Old(ish) option 2: use across

This works for characters and character vectors, but not for env variables. Using across is a replacement for using *_at, and it has the same functionality:

max_by_across <- function(data, var, by="") {
  data %>%
    group_by(across(by)) %>%
    summarise(across(var, max, na.rm = TRUE), .groups='keep')
}
starwars %>% max_by_across("height", by="gender")
starwars %>% max_by_across(c("height", "mass"), by="gender")
starwars %>% max_by_across(c("height", "mass"), by=c("sex", "gender"))
testthat::expect_error(starwars %>% max_by_across(height, by=gender))
testthat::expect_error(starwars %>% max_by_across("height", by=gender))
testthat::expect_error(starwars %>% max_by_across(height, by="gender"))

Old option 3: Convert from character to env var by sym

max_by_1 <- function(data, var, by="") {
  data %>%
    group_by(!!sym(by)) %>%
    summarise(maximum = max(!!sym(var), na.rm = TRUE))
}

It doesn't work for passing in env variables:

testthat::expect_error(starwars %>% max_by_1(height))
testthat::expect_error(starwars %>% max_by_1(height, by=gender))

It does work for strings:

starwars %>% max_by_1("height")
starwars %>% max_by_1("height", by="gender")

But, it doesn't work for lists (so, it's less general than across):

testthat::expect_error(starwars %>% max_by_1(c("height", "weight")))
testthat::expect_error(starwars %>% max_by_1("height", by=c("gender", "sex")))

Better with braces

Check out this improved version!

It works for env vars, so we can use it like a dplyr function with non standard eval, as well as pass in sym variables.

max_by_2 <- function(data, var, by) {
  data %>%
    group_by({{ by }}) %>%
    summarise(maximum = max({{ var }}, na.rm = TRUE))
}

It does work for env variables!

Which is pretty cool:

starwars %>% max_by_2(height)
starwars %>% max_by_2(height, by=gender)

It does not work for strings out of the box:

starwars %>% max_by_2("height")
starwars %>% max_by_2("height", by="gender")

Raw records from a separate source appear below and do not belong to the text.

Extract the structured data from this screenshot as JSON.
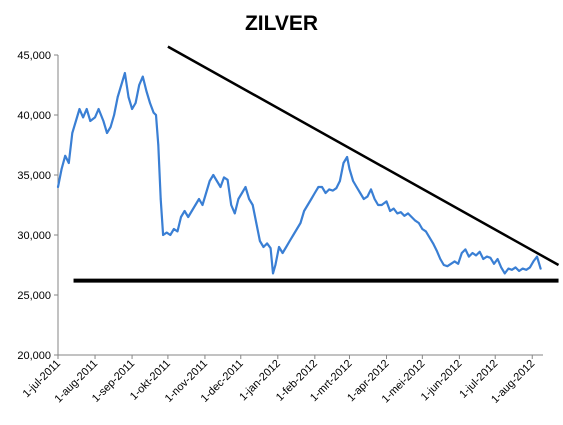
{
  "chart_data": {
    "type": "line",
    "title": "ZILVER",
    "xlabel": "",
    "ylabel": "",
    "ylim": [
      20000,
      45000
    ],
    "yticks": [
      20000,
      25000,
      30000,
      35000,
      40000,
      45000
    ],
    "ytick_labels": [
      "20,000",
      "25,000",
      "30,000",
      "35,000",
      "40,000",
      "45,000"
    ],
    "x_range": [
      "2011-07-01",
      "2012-08-10"
    ],
    "xticks": [
      "2011-07-01",
      "2011-08-01",
      "2011-09-01",
      "2011-10-01",
      "2011-11-01",
      "2011-12-01",
      "2012-01-01",
      "2012-02-01",
      "2012-03-01",
      "2012-04-01",
      "2012-05-01",
      "2012-06-01",
      "2012-07-01",
      "2012-08-01"
    ],
    "xtick_labels": [
      "1-jul-2011",
      "1-aug-2011",
      "1-sep-2011",
      "1-okt-2011",
      "1-nov-2011",
      "1-dec-2011",
      "1-jan-2012",
      "1-feb-2012",
      "1-mrt-2012",
      "1-apr-2012",
      "1-mei-2012",
      "1-jun-2012",
      "1-jul-2012",
      "1-aug-2012"
    ],
    "grid": false,
    "legend": "none",
    "series": [
      {
        "color": "#3a7fd4",
        "points": [
          [
            "2011-07-01",
            34000
          ],
          [
            "2011-07-04",
            35500
          ],
          [
            "2011-07-07",
            36600
          ],
          [
            "2011-07-10",
            36000
          ],
          [
            "2011-07-13",
            38500
          ],
          [
            "2011-07-16",
            39500
          ],
          [
            "2011-07-19",
            40500
          ],
          [
            "2011-07-22",
            39800
          ],
          [
            "2011-07-25",
            40500
          ],
          [
            "2011-07-28",
            39500
          ],
          [
            "2011-08-01",
            39800
          ],
          [
            "2011-08-04",
            40500
          ],
          [
            "2011-08-08",
            39500
          ],
          [
            "2011-08-11",
            38500
          ],
          [
            "2011-08-14",
            39000
          ],
          [
            "2011-08-17",
            40000
          ],
          [
            "2011-08-20",
            41500
          ],
          [
            "2011-08-23",
            42500
          ],
          [
            "2011-08-26",
            43500
          ],
          [
            "2011-08-29",
            41500
          ],
          [
            "2011-09-01",
            40500
          ],
          [
            "2011-09-04",
            41000
          ],
          [
            "2011-09-07",
            42500
          ],
          [
            "2011-09-10",
            43200
          ],
          [
            "2011-09-13",
            42000
          ],
          [
            "2011-09-16",
            41000
          ],
          [
            "2011-09-19",
            40200
          ],
          [
            "2011-09-21",
            40000
          ],
          [
            "2011-09-23",
            37500
          ],
          [
            "2011-09-25",
            33000
          ],
          [
            "2011-09-27",
            30000
          ],
          [
            "2011-09-30",
            30200
          ],
          [
            "2011-10-03",
            30000
          ],
          [
            "2011-10-06",
            30500
          ],
          [
            "2011-10-09",
            30300
          ],
          [
            "2011-10-12",
            31500
          ],
          [
            "2011-10-15",
            32000
          ],
          [
            "2011-10-18",
            31500
          ],
          [
            "2011-10-21",
            32000
          ],
          [
            "2011-10-24",
            32500
          ],
          [
            "2011-10-27",
            33000
          ],
          [
            "2011-10-30",
            32500
          ],
          [
            "2011-11-02",
            33500
          ],
          [
            "2011-11-05",
            34500
          ],
          [
            "2011-11-08",
            35000
          ],
          [
            "2011-11-11",
            34500
          ],
          [
            "2011-11-14",
            34000
          ],
          [
            "2011-11-17",
            34800
          ],
          [
            "2011-11-20",
            34600
          ],
          [
            "2011-11-23",
            32500
          ],
          [
            "2011-11-26",
            31800
          ],
          [
            "2011-11-29",
            33000
          ],
          [
            "2011-12-02",
            33500
          ],
          [
            "2011-12-05",
            34000
          ],
          [
            "2011-12-08",
            33000
          ],
          [
            "2011-12-11",
            32500
          ],
          [
            "2011-12-14",
            31000
          ],
          [
            "2011-12-17",
            29500
          ],
          [
            "2011-12-20",
            29000
          ],
          [
            "2011-12-23",
            29300
          ],
          [
            "2011-12-26",
            28900
          ],
          [
            "2011-12-28",
            26800
          ],
          [
            "2011-12-30",
            27500
          ],
          [
            "2012-01-02",
            29000
          ],
          [
            "2012-01-05",
            28500
          ],
          [
            "2012-01-08",
            29000
          ],
          [
            "2012-01-11",
            29500
          ],
          [
            "2012-01-14",
            30000
          ],
          [
            "2012-01-17",
            30500
          ],
          [
            "2012-01-20",
            31000
          ],
          [
            "2012-01-23",
            32000
          ],
          [
            "2012-01-26",
            32500
          ],
          [
            "2012-01-29",
            33000
          ],
          [
            "2012-02-01",
            33500
          ],
          [
            "2012-02-04",
            34000
          ],
          [
            "2012-02-07",
            34000
          ],
          [
            "2012-02-10",
            33500
          ],
          [
            "2012-02-13",
            33800
          ],
          [
            "2012-02-16",
            33700
          ],
          [
            "2012-02-19",
            33900
          ],
          [
            "2012-02-22",
            34500
          ],
          [
            "2012-02-25",
            36000
          ],
          [
            "2012-02-28",
            36500
          ],
          [
            "2012-03-01",
            35500
          ],
          [
            "2012-03-04",
            34500
          ],
          [
            "2012-03-07",
            34000
          ],
          [
            "2012-03-10",
            33500
          ],
          [
            "2012-03-13",
            33000
          ],
          [
            "2012-03-16",
            33200
          ],
          [
            "2012-03-19",
            33800
          ],
          [
            "2012-03-22",
            33000
          ],
          [
            "2012-03-25",
            32500
          ],
          [
            "2012-03-28",
            32500
          ],
          [
            "2012-04-01",
            32800
          ],
          [
            "2012-04-04",
            32000
          ],
          [
            "2012-04-07",
            32200
          ],
          [
            "2012-04-10",
            31800
          ],
          [
            "2012-04-13",
            31900
          ],
          [
            "2012-04-16",
            31600
          ],
          [
            "2012-04-19",
            31800
          ],
          [
            "2012-04-22",
            31500
          ],
          [
            "2012-04-25",
            31200
          ],
          [
            "2012-04-28",
            31000
          ],
          [
            "2012-05-01",
            30500
          ],
          [
            "2012-05-04",
            30300
          ],
          [
            "2012-05-07",
            29800
          ],
          [
            "2012-05-10",
            29300
          ],
          [
            "2012-05-13",
            28700
          ],
          [
            "2012-05-16",
            28000
          ],
          [
            "2012-05-19",
            27500
          ],
          [
            "2012-05-22",
            27400
          ],
          [
            "2012-05-25",
            27600
          ],
          [
            "2012-05-28",
            27800
          ],
          [
            "2012-05-31",
            27600
          ],
          [
            "2012-06-03",
            28500
          ],
          [
            "2012-06-06",
            28800
          ],
          [
            "2012-06-09",
            28200
          ],
          [
            "2012-06-12",
            28500
          ],
          [
            "2012-06-15",
            28300
          ],
          [
            "2012-06-18",
            28600
          ],
          [
            "2012-06-21",
            28000
          ],
          [
            "2012-06-24",
            28200
          ],
          [
            "2012-06-27",
            28100
          ],
          [
            "2012-06-30",
            27600
          ],
          [
            "2012-07-03",
            28000
          ],
          [
            "2012-07-06",
            27300
          ],
          [
            "2012-07-09",
            26800
          ],
          [
            "2012-07-12",
            27200
          ],
          [
            "2012-07-15",
            27100
          ],
          [
            "2012-07-18",
            27300
          ],
          [
            "2012-07-21",
            27000
          ],
          [
            "2012-07-24",
            27200
          ],
          [
            "2012-07-27",
            27100
          ],
          [
            "2012-07-30",
            27300
          ],
          [
            "2012-08-02",
            27800
          ],
          [
            "2012-08-05",
            28200
          ],
          [
            "2012-08-08",
            27200
          ]
        ]
      }
    ],
    "annotations": [
      {
        "type": "line",
        "color": "#000000",
        "from": [
          "2011-10-01",
          45700
        ],
        "to": [
          "2012-08-23",
          27500
        ]
      },
      {
        "type": "line",
        "color": "#000000",
        "from": [
          "2011-07-14",
          26200
        ],
        "to": [
          "2012-08-23",
          26200
        ]
      }
    ]
  }
}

We can work around this with sym:

starwars %>% max_by_2(!!sym("height"))

It does not work for lists of env vars:

starwars %>% max_by_2(c(height, mass))
testthat::expect_error(starwars %>% max_by_2(height, by=c(gender, sex)))

Super version

We'll use across() to allow strings, lists of env vars, and even lists of strings. The default for by=() becomes an empty list and we simple wrap the {{}} with across():

max_by_3 <- function(data, var, by=c()) {
  data %>%
    group_by(across({{ by }})) %>%
    summarise(across({{ var }}, max, .names = "max_{.col}", na.rm = TRUE), .groups='keep')
}

It works for env variables:

starwars %>% max_by_3(height)
starwars %>% max_by_3(height, by=gender)

It works for strings:

starwars %>% max_by_3("height")
starwars %>% max_by_3("height", by="gender")

It works for lists of env variables:

starwars %>% max_by_3(c(height, mass))
starwars %>% max_by_3(height, by=c(gender, sex))
starwars %>% max_by_3(c(height, mass), by=c(gender, sex))

It works for character lists:

starwars %>% max_by_3(c("height", "mass"))
starwars %>% max_by_3("height", by=c(gender, sex))
starwars %>% max_by_3(c("height", "mass"), by=c("gender", "sex"))

Now you've seen how to write some very flexible functions using the new powers of dplyr programming. Enjoy!